We were sure supposed to take it seriously -- didn't Merced actually
have a i386 core on it when delivered?
--
As we enjoy great advantages from the inventions of others, we should
be glad of an opportunity to serve others by any invention of ours;
and this we should do freely and generously. (Benjamin Franklin)
From: Bill Todd on
Robert Myers wrote:
> On Oct 21, 9:44 pm, Bill Todd <billt...(a)metrocast.net> wrote:
>> Robert Myers wrote:
>>> On Oct 21, 8:16 pm, Bill Todd <billt...(a)metrocast.net> wrote:
>>>> Robert Myers wrote:
>>>>> On Oct 21, 6:08 am, Bill Todd <billt...(a)metrocast.net> wrote:
>>>>>> Once again that's irrelevant to the question under discussion here:
>>>>>> whether Terje's statement that Merced "_would_ have been, by far, the
>>>>>> fastest cpu on the planet" (i.e., in some general sense rather than for
>>>>>> a small cherry-picked volume of manually-optimized code) stands up under
>>>>>> any real scrutiny.
>>>>> I think that Intel seriously expected that the entire universe of
>>>>> software would be rewritten to suit its ISA.
>>>>> As crazy as that sounds, it's the only way I can make sense of Intel's
>>>>> idea that Itanium would replace x86 as a desktop chip.
>>>> Did you forget that the original plan (implemented in Merced and I'm
>>>> pretty sure McKinley as well) was to include x86 hardware on the chip to
>>>> run existing code natively?
>>> I never took that capability seriously.
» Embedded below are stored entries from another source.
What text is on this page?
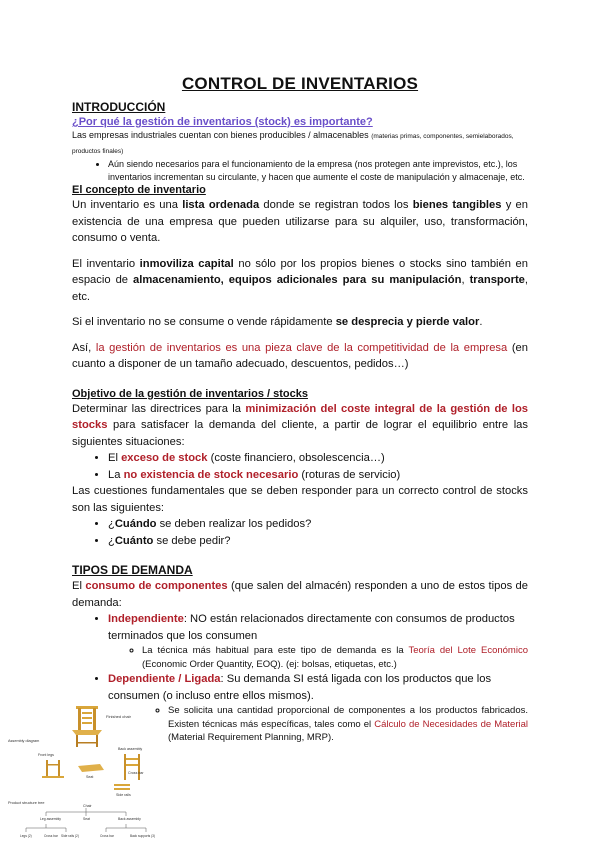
CONTROL DE INVENTARIOS

INTRODUCCIÓN

¿Por qué la gestión de inventarios (stock) es importante?

Las empresas industriales cuentan con bienes producibles / almacenables (materias primas, componentes, semielaborados, productos finales)

• Aún siendo necesarios para el funcionamiento de la empresa (nos protegen ante imprevistos, etc.), los inventarios incrementan su circulante, y hacen que aumente el coste de manipulación y almacenaje, etc.

El concepto de inventario

Un inventario es una lista ordenada donde se registran todos los bienes tangibles y en existencia de una empresa que pueden utilizarse para su alquiler, uso, transformación, consumo o venta.

El inventario inmoviliza capital no sólo por los propios bienes o stocks sino también en espacio de almacenamiento, equipos adicionales para su manipulación, transporte, etc.

Si el inventario no se consume o vende rápidamente se desprecia y pierde valor.

Así, la gestión de inventarios es una pieza clave de la competitividad de la empresa (en cuanto a disponer de un tamaño adecuado, descuentos, pedidos…)

Objetivo de la gestión de inventarios / stocks

Determinar las directrices para la minimización del coste integral de la gestión de los stocks para satisfacer la demanda del cliente, a partir de lograr el equilibrio entre las siguientes situaciones:

• El exceso de stock (coste financiero, obsolescencia…)
• La no existencia de stock necesario (roturas de servicio)

Las cuestiones fundamentales que se deben responder para un correcto control de stocks son las siguientes:

• ¿Cuándo se deben realizar los pedidos?
• ¿Cuánto se debe pedir?

TIPOS DE DEMANDA

El consumo de componentes (que salen del almacén) responden a uno de estos tipos de demanda:

• Independiente: NO están relacionados directamente con consumos de productos terminados que los consumen
◦ La técnica más habitual para este tipo de demanda es la Teoría del Lote Económico (Economic Order Quantity, EOQ). (ej: bolsas, etiquetas, etc.)
• Dependiente / Ligada: Su demanda SI está ligada con los productos que los consumen (o incluso entre ellos mismos).
◦ Se solicita una cantidad proporcional de componentes a los productos fabricados. Existen técnicas más específicas, tales como el Cálculo de Necesidades de Material (Material Requirement Planning, MRP).
Finished chair
Assembly diagram
Front legs
Back assembly
Cross bar
Seat
Side rails
Product structure tree
Chair
Leg assembly	Seat	Back assembly
Legs (2)	Cross bar Side rails (2)	Cross bar	Back supports (3)
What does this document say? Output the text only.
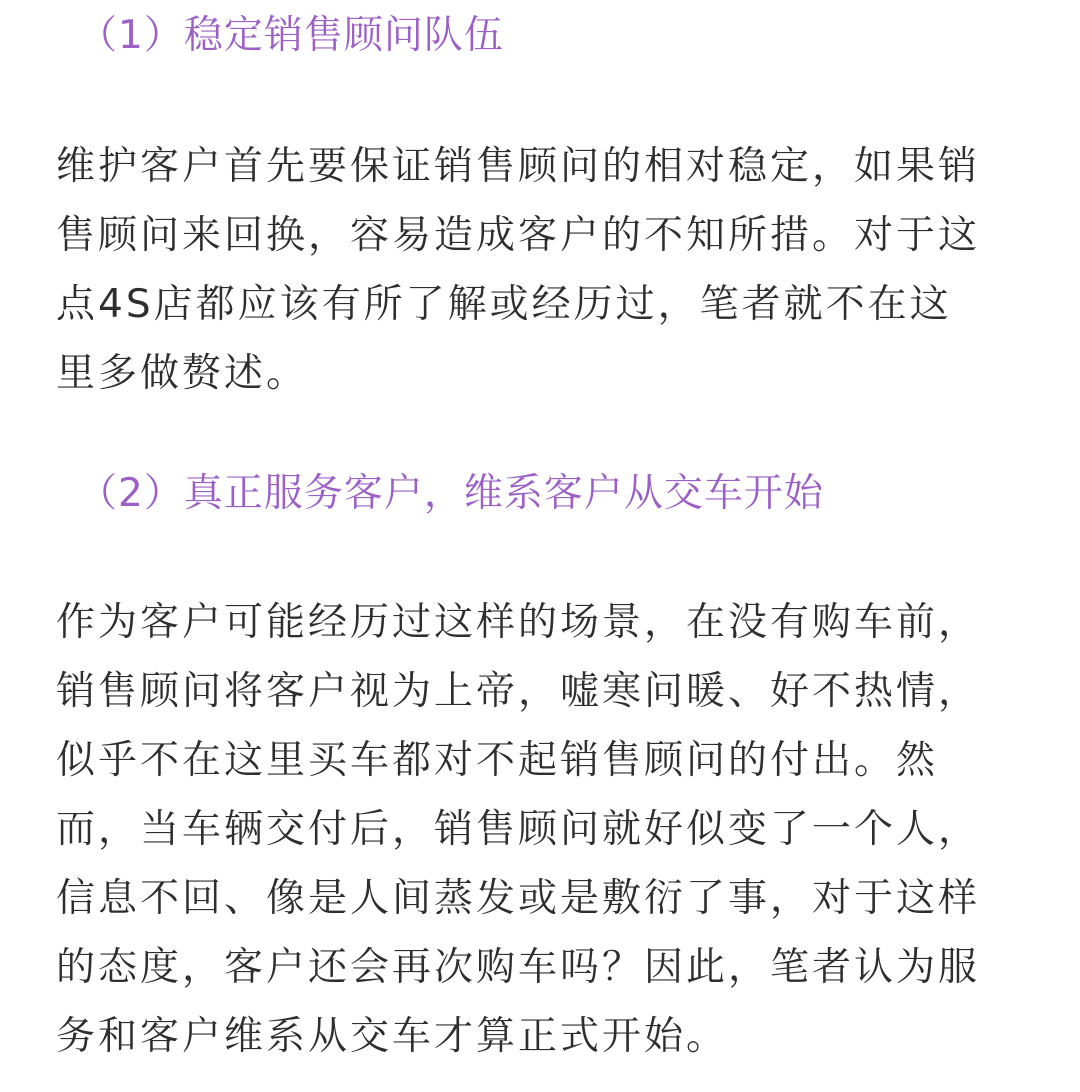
（1）稳定销售顾问队伍
维护客户首先要保证销售顾问的相对稳定，如果销
售顾问来回换，容易造成客户的不知所措。对于这
点4S店都应该有所了解或经历过，笔者就不在这
里多做赘述。
（2）真正服务客户，维系客户从交车开始
作为客户可能经历过这样的场景，在没有购车前，
销售顾问将客户视为上帝，嘘寒问暖、好不热情，
似乎不在这里买车都对不起销售顾问的付出。然
而，当车辆交付后，销售顾问就好似变了一个人，
信息不回、像是人间蒸发或是敷衍了事，对于这样
的态度，客户还会再次购车吗？因此，笔者认为服
务和客户维系从交车才算正式开始。
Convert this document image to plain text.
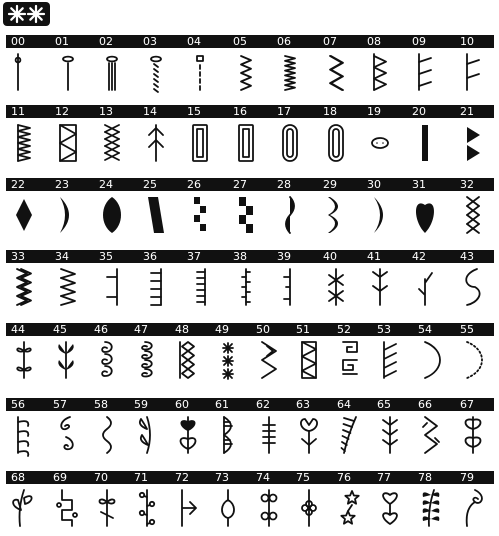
00	01	02	03	04	05	06	07	08	09	10
11	12	13	14	15	16	17	18	19	20	21
22	23	24	25	26	27	28	29	30	31	32
33	34	35	36	37	38	39	40	41	42	43
44	45	46	47	48	49	50	51	52	53	54	55
56	57	58	59	60	61	62	63	64	65	66	67
68	69	70	71	72	73	74	75	76	77	78	79
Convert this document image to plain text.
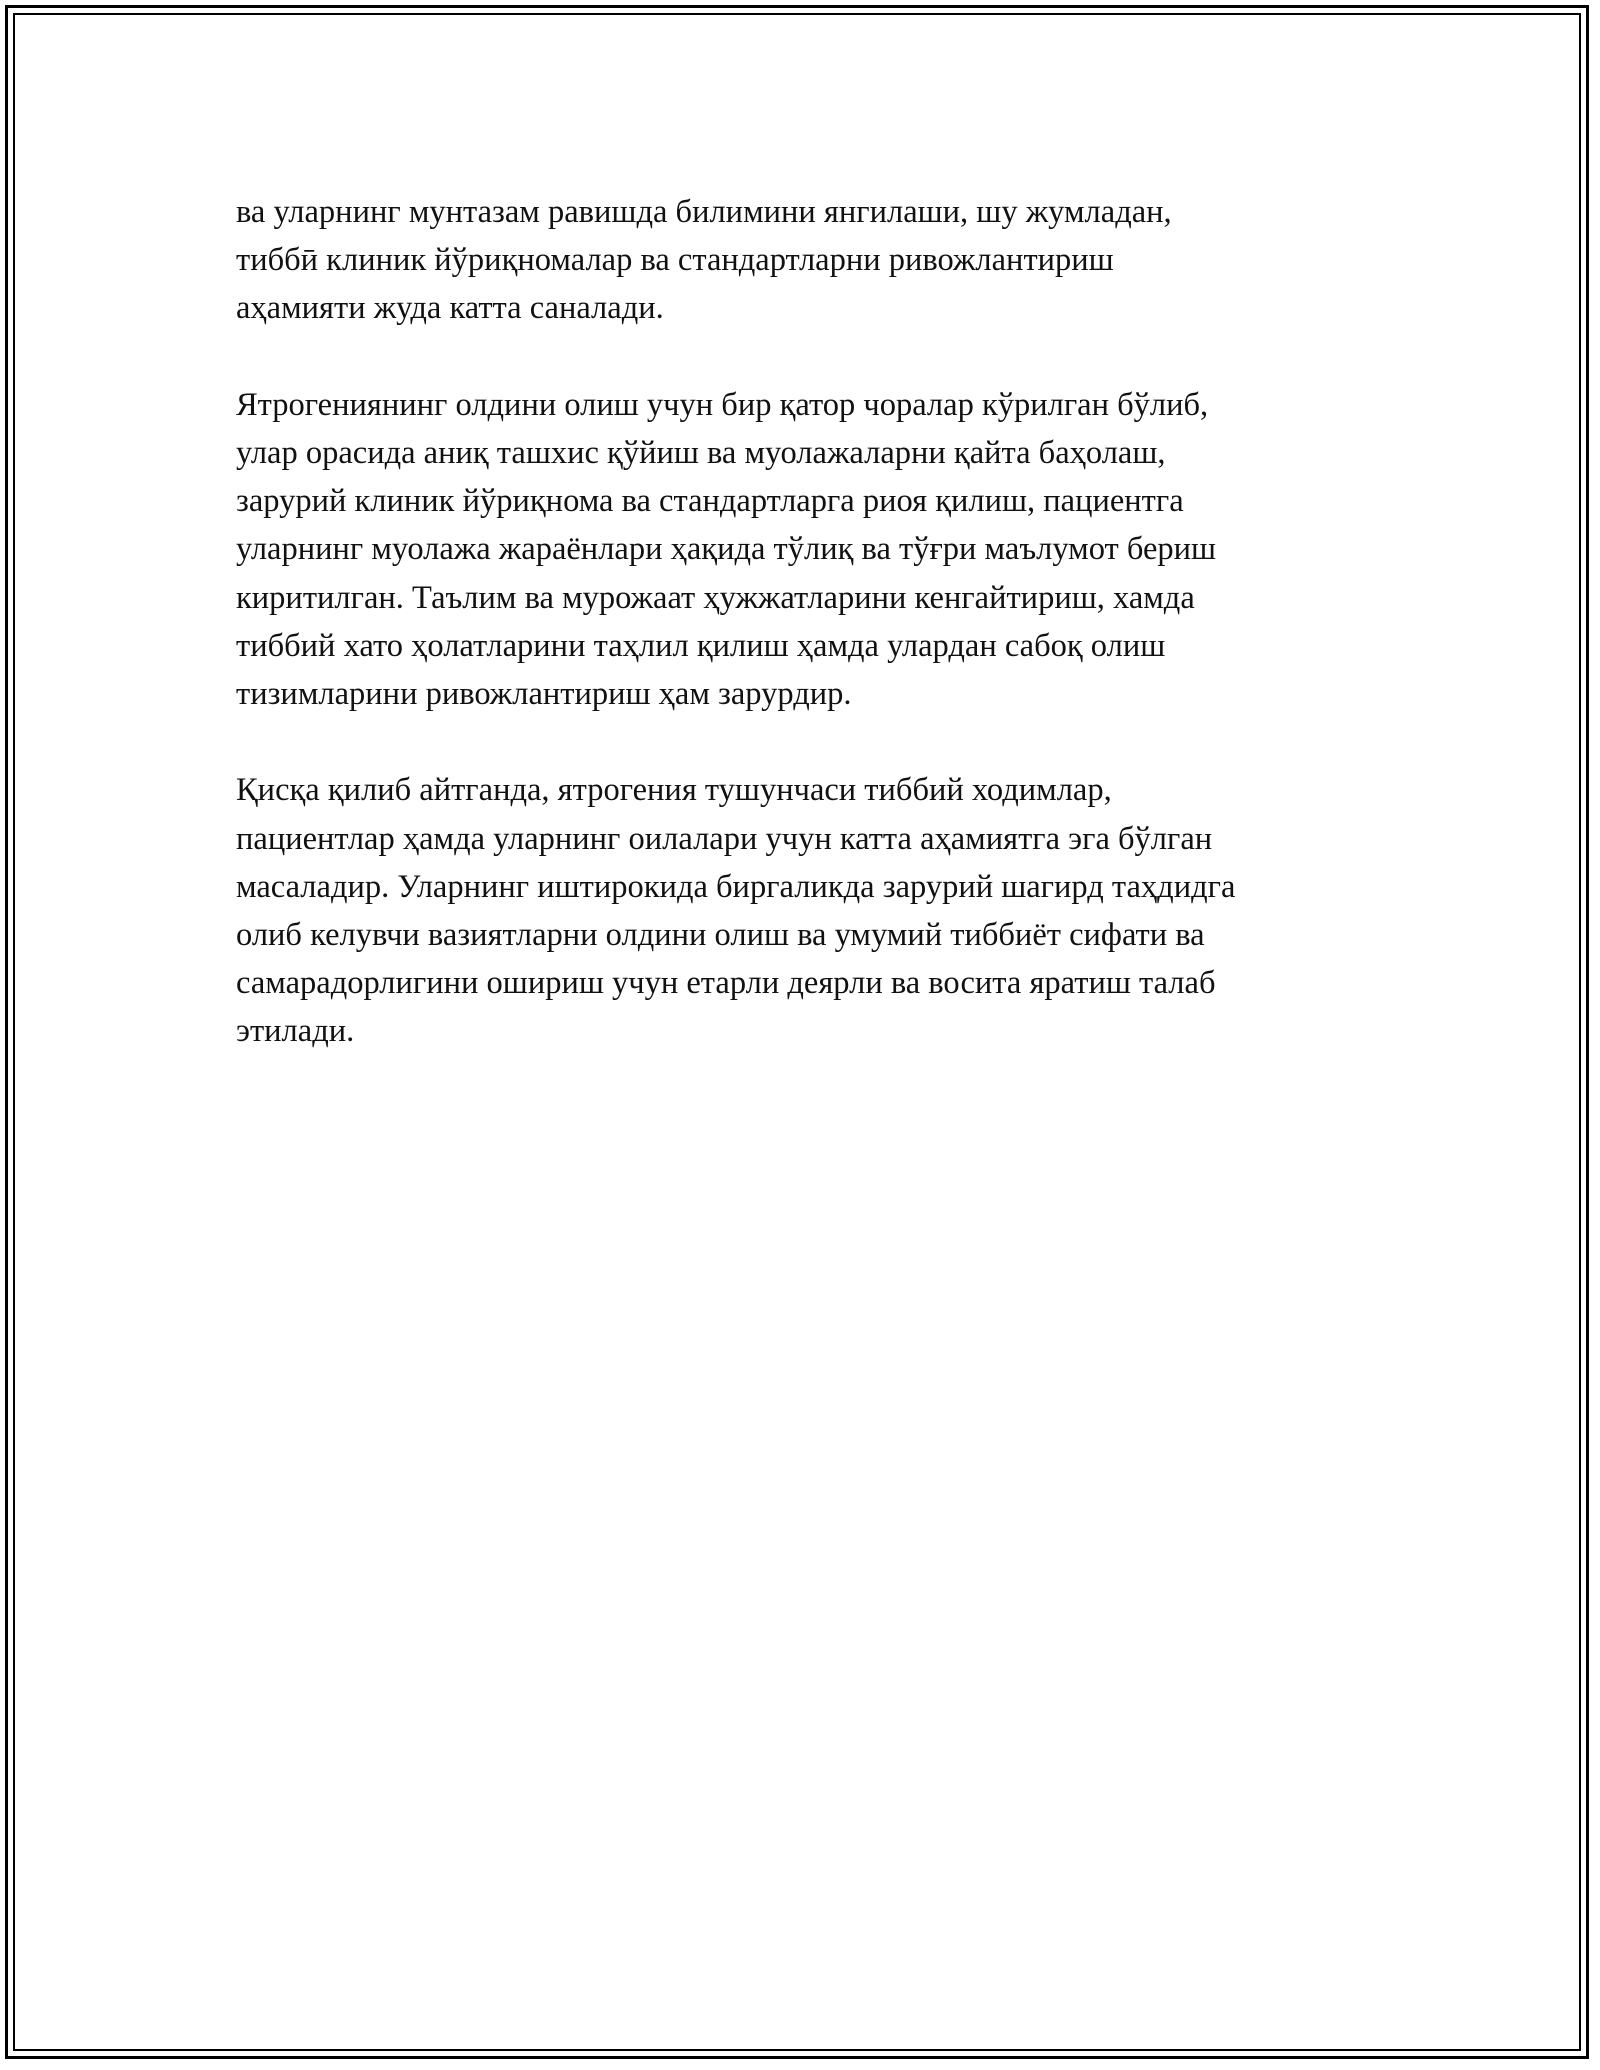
ва уларнинг мунтазам равишда билимини янгилаши, шу жумладан,
тиббӣ клиник йўриқномалар ва стандартларни ривожлантириш
аҳамияти жуда катта саналади.

Ятрогениянинг олдини олиш учун бир қатор чоралар кўрилган бўлиб,
улар орасида аниқ ташхис қўйиш ва муолажаларни қайта баҳолаш,
зарурий клиник йўриқнома ва стандартларга риоя қилиш, пациентга
уларнинг муолажа жараёнлари ҳақида тўлиқ ва тўғри маълумот бериш
киритилган. Таълим ва мурожаат ҳужжатларини кенгайтириш, хамда
тиббий хато ҳолатларини таҳлил қилиш ҳамда улардан сабоқ олиш
тизимларини ривожлантириш ҳам зарурдир.

Қисқа қилиб айтганда, ятрогения тушунчаси тиббий ходимлар,
пациентлар ҳамда уларнинг оилалари учун катта аҳамиятга эга бўлган
масаладир. Уларнинг иштирокида биргаликда зарурий шагирд таҳдидга
олиб келувчи вазиятларни олдини олиш ва умумий тиббиёт сифати ва
самарадорлигини ошириш учун етарли деярли ва восита яратиш талаб
этилади.
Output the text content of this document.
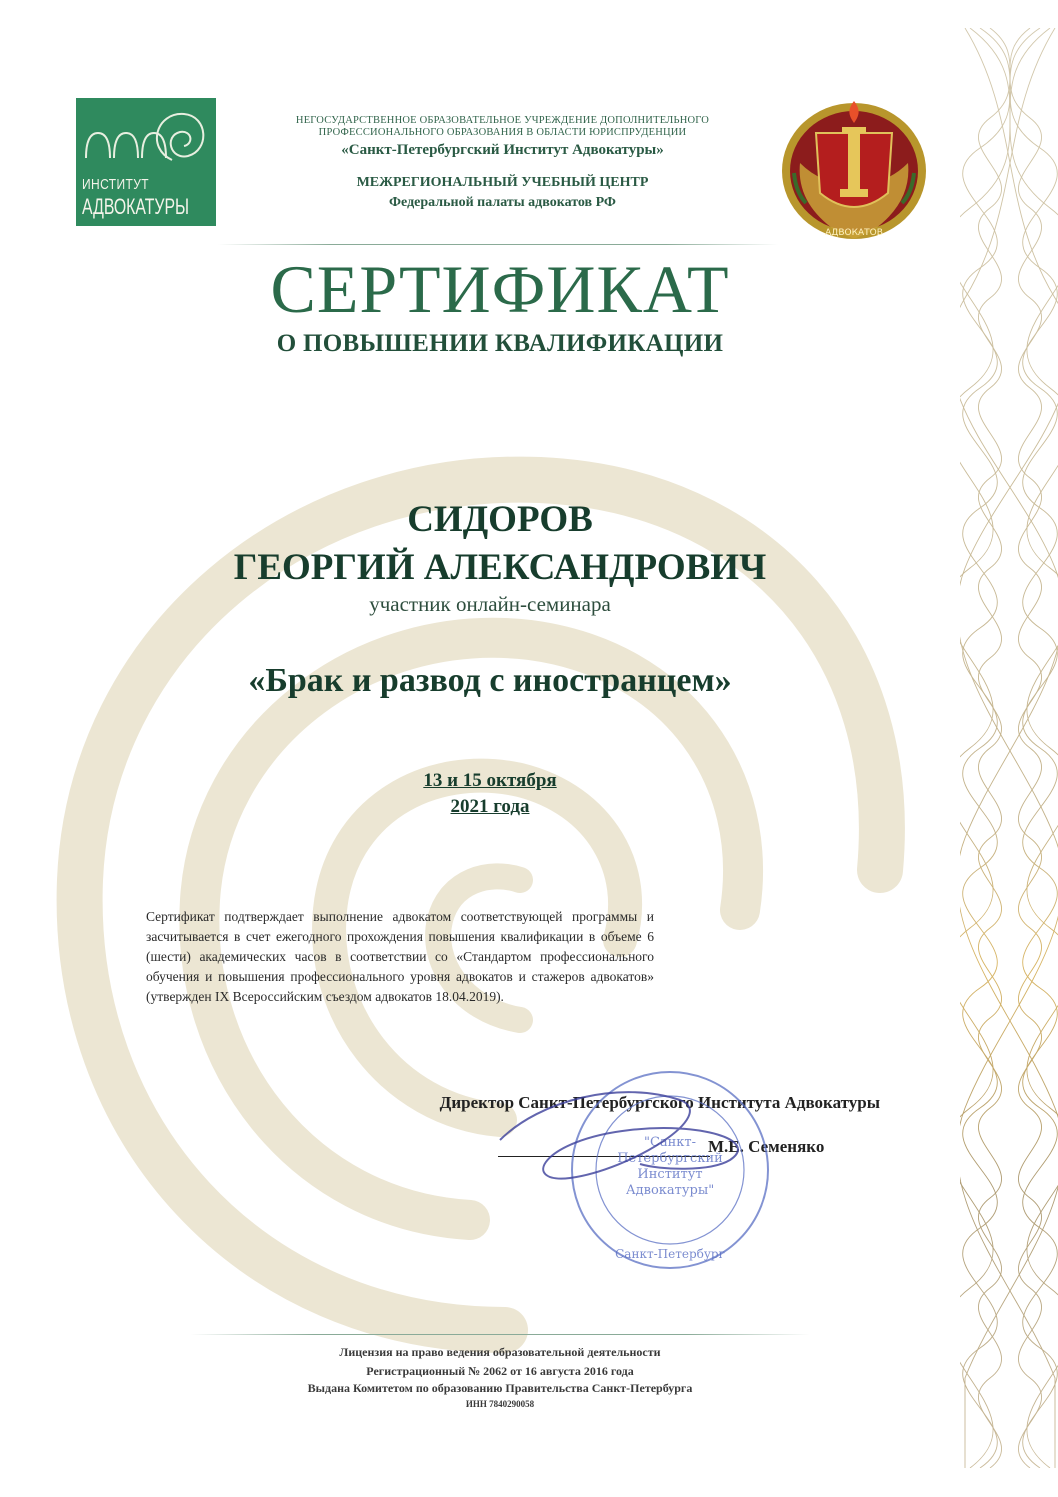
ИНСТИТУТ
АДВОКАТУРЫ
НЕГОСУДАРСТВЕННОЕ ОБРАЗОВАТЕЛЬНОЕ УЧРЕЖДЕНИЕ ДОПОЛНИТЕЛЬНОГО
ПРОФЕССИОНАЛЬНОГО ОБРАЗОВАНИЯ В ОБЛАСТИ ЮРИСПРУДЕНЦИИ
«Санкт-Петербургский Институт Адвокатуры»
МЕЖРЕГИОНАЛЬНЫЙ УЧЕБНЫЙ ЦЕНТР
Федеральной палаты адвокатов РФ
АДВОКАТОВ
СЕРТИФИКАТ
О ПОВЫШЕНИИ КВАЛИФИКАЦИИ
СИДОРОВ
ГЕОРГИЙ АЛЕКСАНДРОВИЧ
участник онлайн-семинара
«Брак и развод с иностранцем»
13 и 15 октября
2021 года
Сертификат подтверждает выполнение адвокатом соответствующей программы и засчитывается в счет ежегодного прохождения повышения квалификации в объеме 6 (шести) академических часов в соответствии со «Стандартом профессионального обучения и повышения профессионального уровня адвокатов и стажеров адвокатов» (утвержден IX Всероссийским съездом адвокатов 18.04.2019).
Директор Санкт-Петербургского Института Адвокатуры
М.Е. Семеняко
"Санкт-
Петербургский
Институт
Адвокатуры"
Санкт-Петербург
Лицензия на право ведения образовательной деятельности
Регистрационный № 2062 от 16 августа 2016 года
Выдана Комитетом по образованию Правительства Санкт-Петербурга
ИНН 7840290058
Was I supposed to?
>> Why not? It ran x86 code natively in an integrated manner on a native
>> Itanic OS. As with most things Merced the original cut wasn't
>> impressive in terms of speed, but the relative sizes of the x86 and
>> Itanic processors (especially given the amount of the chip area
>> dedicated to cache) made it clear that full-fledged x86 cores could be
>> included later if necessary as soon as the next process generations
>> appeared.
>>
> The die area may have been available, but I don't think the watts
> were. It's hard to remember with any accuracy what I knew when, but
> it's pretty easy to tell at least some of what Intel knew. By the
> second half of the nineties, Intel knew and briefed that power was
> going to be a big problem.

Not necessarily. Intel didn't have working silicon until some time in
1998 and were holding out hope for power reductions before shipping
product well beyond that date (and further hope that McKinley would
achieve whatever power targets Merced failed to). The decision to
include the x86 core occurred far earlier (and Intel x86 cores at that
time were still relatively stingy in their power requirements).

- bill
From: Robert Myers on
On Oct 22, 12:00 am, Bill Todd <billt...(a)metrocast.net> wrote:
> Robert Myers wrote:

>
> > The die area may have been available, but I don't think the watts
> > were.  It's hard to remember with any accuracy what I knew when, but
> > it's pretty easy to tell at least some of what Intel knew.  By the
> > second half of the nineties, Intel knew and briefed that power was
> > going to be a big problem.
>
> Not necessarily.  Intel didn't have working silicon until some time in
> 1998 and were holding out hope for power reductions before shipping
> product well beyond that date (and further hope that McKinley would
> achieve whatever power targets Merced failed to).  The decision to
> include the x86 core occurred far earlier (and Intel x86 cores at that
> time were still relatively stingy in their power requirements).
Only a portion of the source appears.